Quais efeitos secundários são possíveis com Cilopa?

Reações Adversas Oficiais e Informações de Segurança

O perfil de segurança do Escitalopram (Cilopa) é classificado utilizando categorias de frequência e Classes de Sistemas de Órgãos (SOCs). As reações adversas Muito Frequentes, definidas como ocorrendo em mais de 1 em cada 10 indivíduos, incluem náuseas e cefaleias. As reações adversas Frequentes, que afetam tipicamente 1 em cada 100 a 1 em cada 10 indivíduos, incluem efeitos gastrointestinais como diarria e boca seca, efeitos neurológicos como tonturas e sonolência, e várias formas de disfunção sexual.

Reações adversas graves específicas são destacadas na rotulagem oficial. Estas incluem o risco de Síndrome Serotoninérgica, particularmente quando o medicamento é utilizado com outros agentes serotoninérgicos. O escitalopram está associado a um risco dependente da dose de prolongamento do intervalo QT, uma alteração elétrica no coração que pode levar a arritmias potencialmente fatais; a sua utilização é contraindicada em indivíduos com historial conhecido desta condição ou naqueles que tomam outros medicamentos que prolongam o intervalo QT. Outros riscos documentados incluem a Hiponatremia (níveis baixos de sódio), o potencial para hemorragias anormais e a ativação de mania/hipomania.

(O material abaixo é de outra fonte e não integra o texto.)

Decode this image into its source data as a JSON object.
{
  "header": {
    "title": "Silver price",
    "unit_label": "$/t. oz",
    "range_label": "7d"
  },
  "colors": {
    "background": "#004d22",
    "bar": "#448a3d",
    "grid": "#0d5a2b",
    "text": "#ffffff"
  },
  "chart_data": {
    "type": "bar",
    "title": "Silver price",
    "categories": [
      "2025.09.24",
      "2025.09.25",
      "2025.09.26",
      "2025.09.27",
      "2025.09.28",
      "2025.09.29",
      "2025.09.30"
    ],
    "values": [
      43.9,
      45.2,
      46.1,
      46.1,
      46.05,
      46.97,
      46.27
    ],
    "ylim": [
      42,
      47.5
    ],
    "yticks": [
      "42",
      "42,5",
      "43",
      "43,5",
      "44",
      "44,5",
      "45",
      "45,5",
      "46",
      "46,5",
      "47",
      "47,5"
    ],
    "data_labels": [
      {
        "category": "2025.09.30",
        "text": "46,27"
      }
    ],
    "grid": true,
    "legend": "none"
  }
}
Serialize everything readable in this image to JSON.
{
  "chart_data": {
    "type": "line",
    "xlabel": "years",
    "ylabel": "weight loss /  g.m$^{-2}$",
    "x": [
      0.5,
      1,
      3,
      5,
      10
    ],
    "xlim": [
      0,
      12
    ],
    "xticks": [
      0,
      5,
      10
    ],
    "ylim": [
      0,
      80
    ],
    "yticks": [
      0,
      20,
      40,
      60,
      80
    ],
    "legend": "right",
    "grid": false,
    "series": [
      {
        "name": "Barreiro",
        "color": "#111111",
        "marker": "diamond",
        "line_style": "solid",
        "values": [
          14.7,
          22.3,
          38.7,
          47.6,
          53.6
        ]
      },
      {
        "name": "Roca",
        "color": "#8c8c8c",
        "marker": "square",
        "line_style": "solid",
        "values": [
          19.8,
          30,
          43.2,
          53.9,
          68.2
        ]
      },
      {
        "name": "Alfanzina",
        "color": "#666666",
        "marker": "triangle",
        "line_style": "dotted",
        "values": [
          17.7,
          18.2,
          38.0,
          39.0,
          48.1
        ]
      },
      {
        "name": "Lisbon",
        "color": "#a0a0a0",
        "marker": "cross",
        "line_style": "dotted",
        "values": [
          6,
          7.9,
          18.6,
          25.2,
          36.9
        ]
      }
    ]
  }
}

Existem também considerações de segurança para populações específicas. É observado um aumento do risco de pensamentos e comportamentos suicidas em crianças, adolescentes e jovens adultos, particularmente durante os meses iniciais da terapia ou após ajustes na dose. Os idosos podem ter uma maior suscetibilidade à hiponatremia e frequentemente necessitam de uma dose máxima mais baixa, tal como os doentes com insuficiência hepática. Reações adversas como ansiedade ou inquietação ocorrem com maior frequência no início do tratamento e diminuem tipicamente com a continuação da utilização.

Sobredosagem e resposta em caso de emergência

Sobredosagem e Quando Procurar Ajuda

Esta informação baseia-se estritamente na documentação encontrada em fontes reguladoras governamentais oficiais e serve apenas para fins educativos.

Manifestações de Sobredosagem Documentadas

Os documentos regulatórios oficiais indicam que uma sobredosagem aguda de Cilopa pode apresentar-se com uma variedade de sintomas e sinais clínicos. As manifestações não graves incluem efeitos no sistema nervoso central, tais como tonturas, tremores, sonolência e confusão, bem como efeitos gastrointestinais como náuseas e vómitos. A taquicardia (ritmo cardíaco acelerado) é também um sinal documentado.

Sistema Afetado Sinais/Sintomas Documentados
SNC Tonturas, Tremores, Sonolência, Confusão
Cardiovascular Taquicardia, Arritmias (Graves)

Consequências Graves e Ação de Emergência

A sobredosagem acarreta o risco de resultados graves ou potencialmente fatais, incluindo convulsões, coma, prolongamento grave do intervalo QTc e arritmias ventriculares (ritmos cardíacos irregulares potencialmente fatais). A depressão respiratória e a rabdomiólise também foram oficialmente documentadas como complicações graves.

Quando Procurar Ajuda Urgente:

Deve ser procurada assistência médica urgente de imediato perante qualquer sobredosagem conhecida ou suspeita. Esta instrução é obrigatória e não negociável, independentemente dos sintomas iniciais observados. Se o indivíduo estiver inconsciente, a ter convulsões ou a apresentar dificuldade em respirar, os serviços de emergência devem ser contactados sem demora.

Gestão e Monitorização

Geralmente, não existe um antídoto específico conhecido para a sobredosagem de Cilopa; a gestão é de suporte e sintomática. Os documentos regulatórios determinam que os doentes necessitam de observação rigorosa e de monitorização contínua por ECG devido ao risco de cardiotoxicidade, particularmente o prolongamento do intervalo QTc. Medidas de suporte, como o carvão ativado, podem ser consideradas pelos profissionais de saúde em determinadas circunstâncias.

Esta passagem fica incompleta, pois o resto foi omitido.